Schlafstörungen, grausige Bilder, die man nicht mehr los wird, Schuldgefühle: Die Zahl der Soldaten, die traumatisiert von Auslandseinsätzen zurückkommt, hat sich verdreifacht

Von Michael Schmidt

Berlin - Schlafstörungen, grausige Bilder, die man nicht mehr los wird, Schuldgefühle – es gibt viele Stresssymptome, die Soldaten das Leben schwer machen. Ein Ausweis der Tatsache, dass die derzeit 6900 Bundeswehrsoldaten im Auslandseinsatz keine Entwicklungshelfer in Uniform sind, die nur Brunnen und Brücken bauen, sondern Angehörige einer Armee, die kämpfen, schießen, töten, ist die Zahl psychischer Erkrankungen in der Truppe. Und die steigt. Von 218 im Jahr 2006 hat sie sich binnen zwei Jahren auf 419 im Jahr 2008 verdoppelt.

Für Generalarzt Christoph Veit, Stabsabteilungsleiter für den Bereich Wehrmedizin im Bundesverteidigungsministerium, sind das „zu erwartende normale Reaktionen auf unnormale Situationen“. Wenn sich Schock, Entsetzen, Betroffenheit jedoch mit der Zeit zu einem Krankheitsbild verfestigten, dann spreche man von posttraumatischen Belastungsstörungen (PTBS), und dann werde es ernst, wie der frühere Leiter des Bundeswehrzentralkrankenhauses in Koblenz weiß. Wie bedrohlich die Lage am Hindukusch von den Soldaten erlebt wird, mag man daran ablesen, dass die Zahl der PTBS-Patienten sich verdreifacht hat, von 80 im Jahr 2006 auf 250 im Jahr 2008.

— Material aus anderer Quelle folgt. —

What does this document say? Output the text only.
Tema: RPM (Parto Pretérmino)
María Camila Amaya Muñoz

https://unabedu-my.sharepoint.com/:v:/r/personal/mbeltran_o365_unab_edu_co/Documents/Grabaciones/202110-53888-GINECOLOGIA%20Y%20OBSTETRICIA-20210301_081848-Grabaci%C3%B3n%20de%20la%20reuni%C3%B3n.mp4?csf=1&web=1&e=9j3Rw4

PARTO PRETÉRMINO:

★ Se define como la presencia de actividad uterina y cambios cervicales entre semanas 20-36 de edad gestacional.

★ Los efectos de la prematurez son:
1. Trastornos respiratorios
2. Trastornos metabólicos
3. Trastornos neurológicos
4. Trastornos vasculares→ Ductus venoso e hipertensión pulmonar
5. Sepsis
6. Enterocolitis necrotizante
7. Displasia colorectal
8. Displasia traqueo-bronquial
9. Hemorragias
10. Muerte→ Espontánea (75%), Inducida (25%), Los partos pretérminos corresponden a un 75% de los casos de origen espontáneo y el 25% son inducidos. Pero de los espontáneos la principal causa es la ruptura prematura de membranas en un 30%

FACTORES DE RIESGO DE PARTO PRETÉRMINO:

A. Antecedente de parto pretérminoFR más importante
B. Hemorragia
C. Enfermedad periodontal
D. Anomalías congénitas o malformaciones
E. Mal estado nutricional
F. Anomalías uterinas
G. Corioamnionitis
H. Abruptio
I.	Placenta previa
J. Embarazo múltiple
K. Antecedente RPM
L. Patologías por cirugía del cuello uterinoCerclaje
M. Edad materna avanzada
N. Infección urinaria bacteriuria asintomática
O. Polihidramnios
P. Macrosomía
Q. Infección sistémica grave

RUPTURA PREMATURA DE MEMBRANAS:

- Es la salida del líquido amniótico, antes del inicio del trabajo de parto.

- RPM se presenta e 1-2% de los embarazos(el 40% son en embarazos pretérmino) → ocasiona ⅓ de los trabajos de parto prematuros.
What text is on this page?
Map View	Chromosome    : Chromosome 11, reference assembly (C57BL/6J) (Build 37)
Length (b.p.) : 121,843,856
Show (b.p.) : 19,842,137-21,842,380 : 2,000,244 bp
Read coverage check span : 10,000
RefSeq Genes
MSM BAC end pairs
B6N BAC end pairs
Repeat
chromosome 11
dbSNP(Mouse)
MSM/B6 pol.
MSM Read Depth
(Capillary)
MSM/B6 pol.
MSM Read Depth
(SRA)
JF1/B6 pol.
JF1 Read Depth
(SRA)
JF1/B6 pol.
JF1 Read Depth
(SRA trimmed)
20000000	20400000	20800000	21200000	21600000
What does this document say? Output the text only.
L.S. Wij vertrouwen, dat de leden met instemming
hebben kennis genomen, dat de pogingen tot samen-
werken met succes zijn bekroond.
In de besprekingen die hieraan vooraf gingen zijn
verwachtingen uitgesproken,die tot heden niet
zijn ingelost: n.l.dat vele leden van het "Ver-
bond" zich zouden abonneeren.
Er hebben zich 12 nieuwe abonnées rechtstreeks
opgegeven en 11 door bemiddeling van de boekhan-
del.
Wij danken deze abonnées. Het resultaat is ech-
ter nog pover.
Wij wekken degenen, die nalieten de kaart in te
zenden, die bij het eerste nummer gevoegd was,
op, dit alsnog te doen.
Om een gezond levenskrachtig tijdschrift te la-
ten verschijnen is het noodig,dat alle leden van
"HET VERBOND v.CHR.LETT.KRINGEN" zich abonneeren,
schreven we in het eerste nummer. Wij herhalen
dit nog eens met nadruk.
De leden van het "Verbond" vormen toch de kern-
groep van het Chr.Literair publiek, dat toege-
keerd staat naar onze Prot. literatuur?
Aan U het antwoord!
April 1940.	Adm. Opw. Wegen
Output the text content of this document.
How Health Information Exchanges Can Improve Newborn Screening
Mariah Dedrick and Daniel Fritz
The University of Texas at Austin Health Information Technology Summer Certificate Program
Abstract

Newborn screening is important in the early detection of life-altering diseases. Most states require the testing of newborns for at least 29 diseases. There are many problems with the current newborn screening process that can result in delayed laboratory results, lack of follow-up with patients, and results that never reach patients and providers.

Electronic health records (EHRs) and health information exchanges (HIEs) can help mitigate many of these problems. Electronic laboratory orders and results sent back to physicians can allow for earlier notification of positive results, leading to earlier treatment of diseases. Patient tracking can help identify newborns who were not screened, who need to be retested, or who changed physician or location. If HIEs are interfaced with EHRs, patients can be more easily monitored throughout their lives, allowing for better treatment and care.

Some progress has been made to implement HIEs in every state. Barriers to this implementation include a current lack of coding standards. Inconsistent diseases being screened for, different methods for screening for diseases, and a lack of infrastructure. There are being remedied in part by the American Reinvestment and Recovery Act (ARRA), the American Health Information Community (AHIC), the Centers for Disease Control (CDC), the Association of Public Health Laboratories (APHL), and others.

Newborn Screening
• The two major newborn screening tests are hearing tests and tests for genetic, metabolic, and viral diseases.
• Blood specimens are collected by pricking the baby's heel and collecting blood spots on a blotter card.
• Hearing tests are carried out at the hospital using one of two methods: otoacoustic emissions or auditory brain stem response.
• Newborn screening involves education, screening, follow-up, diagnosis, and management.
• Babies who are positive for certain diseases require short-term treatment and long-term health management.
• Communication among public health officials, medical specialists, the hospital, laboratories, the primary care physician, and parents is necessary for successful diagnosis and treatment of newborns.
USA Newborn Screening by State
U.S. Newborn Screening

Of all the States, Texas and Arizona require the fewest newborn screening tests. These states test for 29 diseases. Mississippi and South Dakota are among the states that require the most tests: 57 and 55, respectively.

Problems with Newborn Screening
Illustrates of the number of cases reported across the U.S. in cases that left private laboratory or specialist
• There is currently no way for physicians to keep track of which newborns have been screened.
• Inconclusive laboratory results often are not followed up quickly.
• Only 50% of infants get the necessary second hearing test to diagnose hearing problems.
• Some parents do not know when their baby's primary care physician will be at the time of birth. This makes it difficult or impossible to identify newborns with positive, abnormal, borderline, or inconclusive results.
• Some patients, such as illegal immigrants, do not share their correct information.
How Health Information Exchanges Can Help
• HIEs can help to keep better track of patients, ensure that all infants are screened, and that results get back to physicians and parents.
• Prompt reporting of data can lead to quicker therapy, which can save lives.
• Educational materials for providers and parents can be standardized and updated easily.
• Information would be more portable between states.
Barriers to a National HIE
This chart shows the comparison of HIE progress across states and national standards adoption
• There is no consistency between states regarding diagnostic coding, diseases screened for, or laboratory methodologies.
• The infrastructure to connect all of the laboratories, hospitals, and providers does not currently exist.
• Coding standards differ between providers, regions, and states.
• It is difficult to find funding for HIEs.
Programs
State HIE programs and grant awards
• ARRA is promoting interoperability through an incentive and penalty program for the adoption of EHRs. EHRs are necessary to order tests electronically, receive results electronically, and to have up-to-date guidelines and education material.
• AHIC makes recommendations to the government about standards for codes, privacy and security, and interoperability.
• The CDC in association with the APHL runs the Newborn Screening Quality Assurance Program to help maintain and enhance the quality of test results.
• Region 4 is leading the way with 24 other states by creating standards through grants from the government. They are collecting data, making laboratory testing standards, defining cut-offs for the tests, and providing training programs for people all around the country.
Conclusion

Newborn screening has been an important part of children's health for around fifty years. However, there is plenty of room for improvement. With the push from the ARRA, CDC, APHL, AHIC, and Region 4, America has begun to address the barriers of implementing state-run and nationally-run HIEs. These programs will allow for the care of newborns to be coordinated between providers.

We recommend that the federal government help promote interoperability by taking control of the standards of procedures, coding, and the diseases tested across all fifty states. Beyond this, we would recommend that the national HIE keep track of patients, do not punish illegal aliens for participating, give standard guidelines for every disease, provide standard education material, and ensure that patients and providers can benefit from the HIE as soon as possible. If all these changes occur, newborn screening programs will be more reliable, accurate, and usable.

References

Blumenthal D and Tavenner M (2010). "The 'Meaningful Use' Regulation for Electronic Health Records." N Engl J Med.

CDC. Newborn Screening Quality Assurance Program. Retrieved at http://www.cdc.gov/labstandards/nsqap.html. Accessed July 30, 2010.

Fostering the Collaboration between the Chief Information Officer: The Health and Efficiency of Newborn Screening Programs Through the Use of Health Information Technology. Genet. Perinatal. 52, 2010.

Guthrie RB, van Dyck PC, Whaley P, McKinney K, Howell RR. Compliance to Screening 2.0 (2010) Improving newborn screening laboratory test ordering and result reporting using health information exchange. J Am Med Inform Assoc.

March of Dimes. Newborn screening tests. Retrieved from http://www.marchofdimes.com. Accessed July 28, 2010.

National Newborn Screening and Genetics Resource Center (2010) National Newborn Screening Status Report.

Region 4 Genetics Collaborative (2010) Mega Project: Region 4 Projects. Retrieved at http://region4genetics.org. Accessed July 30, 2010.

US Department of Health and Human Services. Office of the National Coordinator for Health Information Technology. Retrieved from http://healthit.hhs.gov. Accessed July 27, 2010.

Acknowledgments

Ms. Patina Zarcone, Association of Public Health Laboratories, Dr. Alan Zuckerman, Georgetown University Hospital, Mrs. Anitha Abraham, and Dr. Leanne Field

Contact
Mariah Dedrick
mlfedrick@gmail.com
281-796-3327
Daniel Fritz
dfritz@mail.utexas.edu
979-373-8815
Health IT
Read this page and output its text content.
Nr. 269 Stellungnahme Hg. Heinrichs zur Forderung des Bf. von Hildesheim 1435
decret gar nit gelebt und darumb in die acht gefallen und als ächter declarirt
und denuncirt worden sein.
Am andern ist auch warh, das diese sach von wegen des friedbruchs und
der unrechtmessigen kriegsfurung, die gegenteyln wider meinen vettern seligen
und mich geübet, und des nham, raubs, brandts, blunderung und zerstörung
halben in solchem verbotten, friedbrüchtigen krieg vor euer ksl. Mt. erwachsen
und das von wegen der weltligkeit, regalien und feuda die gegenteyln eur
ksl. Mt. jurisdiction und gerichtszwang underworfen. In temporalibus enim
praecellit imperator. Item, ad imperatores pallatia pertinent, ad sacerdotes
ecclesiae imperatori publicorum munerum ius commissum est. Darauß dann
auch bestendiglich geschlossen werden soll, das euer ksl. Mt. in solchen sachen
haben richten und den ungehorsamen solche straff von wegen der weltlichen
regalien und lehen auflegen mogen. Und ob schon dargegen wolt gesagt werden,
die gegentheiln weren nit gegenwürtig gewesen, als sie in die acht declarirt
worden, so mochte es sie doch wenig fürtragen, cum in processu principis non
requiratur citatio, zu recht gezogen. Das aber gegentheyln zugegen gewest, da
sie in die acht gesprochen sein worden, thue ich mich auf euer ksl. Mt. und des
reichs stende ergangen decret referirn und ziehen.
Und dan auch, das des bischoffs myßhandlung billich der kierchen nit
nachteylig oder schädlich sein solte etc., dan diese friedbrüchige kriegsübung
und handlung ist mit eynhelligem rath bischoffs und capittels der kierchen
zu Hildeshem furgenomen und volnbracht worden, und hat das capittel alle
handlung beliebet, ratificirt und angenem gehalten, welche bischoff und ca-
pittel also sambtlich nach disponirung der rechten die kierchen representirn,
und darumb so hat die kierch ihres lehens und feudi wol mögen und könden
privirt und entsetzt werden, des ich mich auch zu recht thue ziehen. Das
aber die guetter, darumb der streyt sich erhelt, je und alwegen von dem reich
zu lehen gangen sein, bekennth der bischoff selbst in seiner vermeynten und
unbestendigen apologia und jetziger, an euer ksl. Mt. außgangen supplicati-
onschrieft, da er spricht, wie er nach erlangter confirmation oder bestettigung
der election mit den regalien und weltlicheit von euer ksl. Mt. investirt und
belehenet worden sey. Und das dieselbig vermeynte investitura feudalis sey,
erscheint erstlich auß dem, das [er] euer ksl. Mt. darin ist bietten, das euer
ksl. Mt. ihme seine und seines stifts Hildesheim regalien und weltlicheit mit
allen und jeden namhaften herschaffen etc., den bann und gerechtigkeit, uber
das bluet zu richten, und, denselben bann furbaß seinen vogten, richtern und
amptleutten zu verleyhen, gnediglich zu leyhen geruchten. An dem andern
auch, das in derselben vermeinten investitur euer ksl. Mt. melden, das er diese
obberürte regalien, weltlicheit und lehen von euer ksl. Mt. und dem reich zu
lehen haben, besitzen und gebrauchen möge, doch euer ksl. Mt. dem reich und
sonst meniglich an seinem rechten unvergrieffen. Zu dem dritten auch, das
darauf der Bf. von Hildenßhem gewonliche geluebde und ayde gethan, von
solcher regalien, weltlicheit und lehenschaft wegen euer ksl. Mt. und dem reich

Für den Wehrbeauftragten der Bundeswehr, Reinhold Robbe (SPD) besteht kein Zweifel daran, dass „wir zudem eine hohe Dunkelziffer unterstellen müssen“. Manche Experten gingen von bis zu zehn Prozent der Einsatzteilnehmer aus. Warum? Weil zum Arzt zu gehen, zumal zu einem Psychologen oder Psychiater, „bis auf den heutigen Tag stigmatisiert ist“, wie Robbe sagt, „und zwar in der Zivilgesellschaft wie in der Bundeswehr“. Doch erfreulicherweise hätten immer mehr Soldaten „den Mut, sich behandeln zu lassen, wenn sie Verhaltensauffälligkeiten bei sich selbst feststellen“.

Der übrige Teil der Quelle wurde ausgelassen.